By Howard Solomon
IT World Canada
Canadian Internet providers can’t turn over basic subscriber information to police without a search warrant, the country’s top court has ruled.
In a unanimous decision released Friday morning, the Supreme Court of Canada said Canadians expect that information held by carriers is private – that they have a right to anonymity on the Internet that can’t be violated by a police request for information in the process of a criminal investigation.
“It would be reasonable for an Internet user to expect that a simple request by police would not trigger an obligation to disclose personal information,” the court said. By asking for information, police are in fact requesting a search – which needs a court-authorized warrant. No warrant, then any information police get is a violation of a subscriber’s Charter of Rights freedoms.

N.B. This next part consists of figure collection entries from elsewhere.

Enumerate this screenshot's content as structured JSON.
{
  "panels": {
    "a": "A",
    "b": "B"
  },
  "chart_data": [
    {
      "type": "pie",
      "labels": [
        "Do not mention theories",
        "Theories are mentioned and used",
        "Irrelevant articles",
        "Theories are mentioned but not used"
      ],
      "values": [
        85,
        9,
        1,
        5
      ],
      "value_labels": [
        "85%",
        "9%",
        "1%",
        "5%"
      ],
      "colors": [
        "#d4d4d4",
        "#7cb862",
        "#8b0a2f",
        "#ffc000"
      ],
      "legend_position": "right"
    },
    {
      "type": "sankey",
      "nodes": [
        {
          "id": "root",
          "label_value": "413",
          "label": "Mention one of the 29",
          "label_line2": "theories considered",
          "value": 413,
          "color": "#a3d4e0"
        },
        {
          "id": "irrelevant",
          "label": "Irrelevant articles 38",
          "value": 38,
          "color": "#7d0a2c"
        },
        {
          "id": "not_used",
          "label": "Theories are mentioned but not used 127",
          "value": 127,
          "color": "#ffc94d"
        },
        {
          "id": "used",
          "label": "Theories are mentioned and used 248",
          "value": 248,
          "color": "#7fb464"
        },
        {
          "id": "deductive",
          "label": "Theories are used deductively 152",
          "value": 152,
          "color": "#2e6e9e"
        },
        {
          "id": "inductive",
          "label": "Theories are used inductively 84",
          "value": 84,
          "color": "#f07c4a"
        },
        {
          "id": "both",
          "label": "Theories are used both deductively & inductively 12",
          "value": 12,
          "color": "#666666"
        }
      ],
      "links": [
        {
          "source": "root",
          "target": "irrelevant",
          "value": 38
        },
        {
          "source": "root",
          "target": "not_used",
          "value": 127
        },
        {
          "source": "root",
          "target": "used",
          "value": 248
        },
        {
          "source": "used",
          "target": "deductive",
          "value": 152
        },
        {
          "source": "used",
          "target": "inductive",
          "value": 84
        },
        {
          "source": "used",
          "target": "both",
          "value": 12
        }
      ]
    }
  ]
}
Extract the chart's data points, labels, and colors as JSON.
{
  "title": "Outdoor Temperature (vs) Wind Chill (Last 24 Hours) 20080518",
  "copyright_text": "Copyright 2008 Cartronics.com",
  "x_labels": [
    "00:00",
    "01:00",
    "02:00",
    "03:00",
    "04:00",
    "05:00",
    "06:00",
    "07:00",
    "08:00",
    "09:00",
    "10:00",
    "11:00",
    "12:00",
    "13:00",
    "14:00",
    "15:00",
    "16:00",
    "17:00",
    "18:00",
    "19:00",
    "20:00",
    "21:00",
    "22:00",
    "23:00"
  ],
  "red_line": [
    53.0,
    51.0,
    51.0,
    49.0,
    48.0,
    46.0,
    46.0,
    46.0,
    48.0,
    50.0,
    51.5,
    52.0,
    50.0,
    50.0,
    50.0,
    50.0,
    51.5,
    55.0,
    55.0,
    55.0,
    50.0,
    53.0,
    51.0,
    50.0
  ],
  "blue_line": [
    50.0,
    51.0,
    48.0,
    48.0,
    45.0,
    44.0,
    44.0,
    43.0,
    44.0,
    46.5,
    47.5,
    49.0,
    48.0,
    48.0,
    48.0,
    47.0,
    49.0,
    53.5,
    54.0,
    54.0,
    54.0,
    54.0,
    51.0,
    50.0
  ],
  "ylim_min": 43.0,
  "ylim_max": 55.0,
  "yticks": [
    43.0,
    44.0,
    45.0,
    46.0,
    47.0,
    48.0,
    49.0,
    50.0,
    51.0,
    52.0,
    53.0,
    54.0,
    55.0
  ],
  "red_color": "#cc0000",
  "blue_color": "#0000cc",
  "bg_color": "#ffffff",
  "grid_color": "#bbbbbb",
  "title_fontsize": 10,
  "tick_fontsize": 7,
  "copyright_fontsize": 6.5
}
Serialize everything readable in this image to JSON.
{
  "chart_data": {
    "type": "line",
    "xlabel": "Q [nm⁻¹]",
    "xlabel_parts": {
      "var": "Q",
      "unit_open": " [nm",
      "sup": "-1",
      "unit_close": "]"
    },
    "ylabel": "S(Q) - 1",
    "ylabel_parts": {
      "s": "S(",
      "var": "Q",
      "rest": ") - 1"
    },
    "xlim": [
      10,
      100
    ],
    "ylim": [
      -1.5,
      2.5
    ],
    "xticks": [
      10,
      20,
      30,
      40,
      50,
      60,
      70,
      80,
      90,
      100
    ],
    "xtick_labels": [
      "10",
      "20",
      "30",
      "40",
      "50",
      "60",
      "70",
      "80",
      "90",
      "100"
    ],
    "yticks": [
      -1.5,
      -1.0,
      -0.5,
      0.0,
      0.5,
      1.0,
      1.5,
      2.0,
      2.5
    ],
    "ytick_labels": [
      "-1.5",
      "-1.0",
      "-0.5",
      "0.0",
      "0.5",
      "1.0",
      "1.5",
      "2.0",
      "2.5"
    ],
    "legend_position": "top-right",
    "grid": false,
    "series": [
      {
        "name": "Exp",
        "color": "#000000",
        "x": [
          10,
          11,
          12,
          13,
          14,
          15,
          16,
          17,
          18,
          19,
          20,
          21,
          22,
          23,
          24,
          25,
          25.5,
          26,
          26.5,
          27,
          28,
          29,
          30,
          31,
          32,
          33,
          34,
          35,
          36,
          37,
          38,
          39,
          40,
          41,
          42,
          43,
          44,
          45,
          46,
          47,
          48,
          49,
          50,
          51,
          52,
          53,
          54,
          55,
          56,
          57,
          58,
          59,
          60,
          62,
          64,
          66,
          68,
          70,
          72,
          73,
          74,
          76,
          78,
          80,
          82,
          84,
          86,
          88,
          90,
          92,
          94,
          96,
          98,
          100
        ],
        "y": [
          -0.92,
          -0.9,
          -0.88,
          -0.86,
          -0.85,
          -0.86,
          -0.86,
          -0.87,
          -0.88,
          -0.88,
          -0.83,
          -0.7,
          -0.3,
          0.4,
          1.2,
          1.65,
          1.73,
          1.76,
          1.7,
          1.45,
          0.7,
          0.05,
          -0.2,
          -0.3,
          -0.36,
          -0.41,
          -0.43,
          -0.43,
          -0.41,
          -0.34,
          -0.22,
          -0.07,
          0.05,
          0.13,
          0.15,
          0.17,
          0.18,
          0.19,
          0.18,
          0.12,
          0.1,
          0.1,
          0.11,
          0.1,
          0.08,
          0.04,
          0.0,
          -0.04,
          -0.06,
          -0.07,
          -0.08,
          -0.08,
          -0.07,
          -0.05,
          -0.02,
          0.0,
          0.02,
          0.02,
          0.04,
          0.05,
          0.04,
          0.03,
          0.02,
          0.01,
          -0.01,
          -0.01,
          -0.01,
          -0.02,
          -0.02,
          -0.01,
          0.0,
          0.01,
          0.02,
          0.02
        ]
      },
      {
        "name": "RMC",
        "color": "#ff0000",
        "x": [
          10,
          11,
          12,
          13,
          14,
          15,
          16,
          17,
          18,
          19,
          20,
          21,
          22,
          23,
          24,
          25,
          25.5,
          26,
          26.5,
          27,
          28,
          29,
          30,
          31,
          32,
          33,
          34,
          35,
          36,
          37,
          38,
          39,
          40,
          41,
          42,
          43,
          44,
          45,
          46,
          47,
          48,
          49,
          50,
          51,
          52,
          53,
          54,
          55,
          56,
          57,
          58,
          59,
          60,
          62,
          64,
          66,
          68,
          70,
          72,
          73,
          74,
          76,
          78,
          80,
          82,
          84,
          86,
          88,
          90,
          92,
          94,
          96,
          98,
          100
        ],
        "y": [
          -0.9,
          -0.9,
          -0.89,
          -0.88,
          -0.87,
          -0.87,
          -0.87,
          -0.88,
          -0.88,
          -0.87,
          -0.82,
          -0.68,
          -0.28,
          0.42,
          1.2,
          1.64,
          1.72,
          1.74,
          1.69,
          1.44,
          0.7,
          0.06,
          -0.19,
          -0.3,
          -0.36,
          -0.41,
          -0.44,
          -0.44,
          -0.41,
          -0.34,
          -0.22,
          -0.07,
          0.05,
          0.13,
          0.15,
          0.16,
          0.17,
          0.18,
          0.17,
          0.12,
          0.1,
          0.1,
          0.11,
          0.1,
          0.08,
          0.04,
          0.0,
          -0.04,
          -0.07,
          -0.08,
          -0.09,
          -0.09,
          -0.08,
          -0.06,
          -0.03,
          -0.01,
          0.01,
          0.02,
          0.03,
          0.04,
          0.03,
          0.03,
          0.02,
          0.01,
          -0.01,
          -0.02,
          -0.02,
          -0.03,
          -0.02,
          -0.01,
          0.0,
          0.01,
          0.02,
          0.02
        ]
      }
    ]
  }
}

On the other hand, in the specific case before the court the judges said the evidence police gained – a subscriber’s name and address liked to his IP address – could still be allowed in a trial. Police were acting what they reasonably through was a lawful way to purse in an important law enforcement purpose, the court said, possession of child pornography. Therefore it will allow the evidence to stand. However, it sent the case back to a lower court for a new trial on a separate point (see below).
The case has important ramifications for carriers. Rogers Communications recently revealed that of the 174,000 requests for information it received last year from law enforcement agencies, roughly half are to confirm the name and address of a subscriber they already have. Some 9,339 dealt with emergency requests from police officers in life-threatening situations where court orders couldn’t be obtained – so called exigent circumstances.
Asked for comment, Rogers issues a statement saying it is reviewing the decision. “We’ll continue to safeguard our customers’ information and comply with the law,” it added. BCE Inc.’s Bell Canada also said it is reviewing the decision.
The ruling could also force the Harper government to change the wording of the controversial C-13 and S-4 legislation now before Parliament. C-13, the so-called cyberbulling law, includes provisions that protect organizations from being sued for voluntarily handing over information to police under certain circumstances.
The Supreme Court said voluntarily giving information to police can only happen in time-pressing circumstances, or under a reasonable law.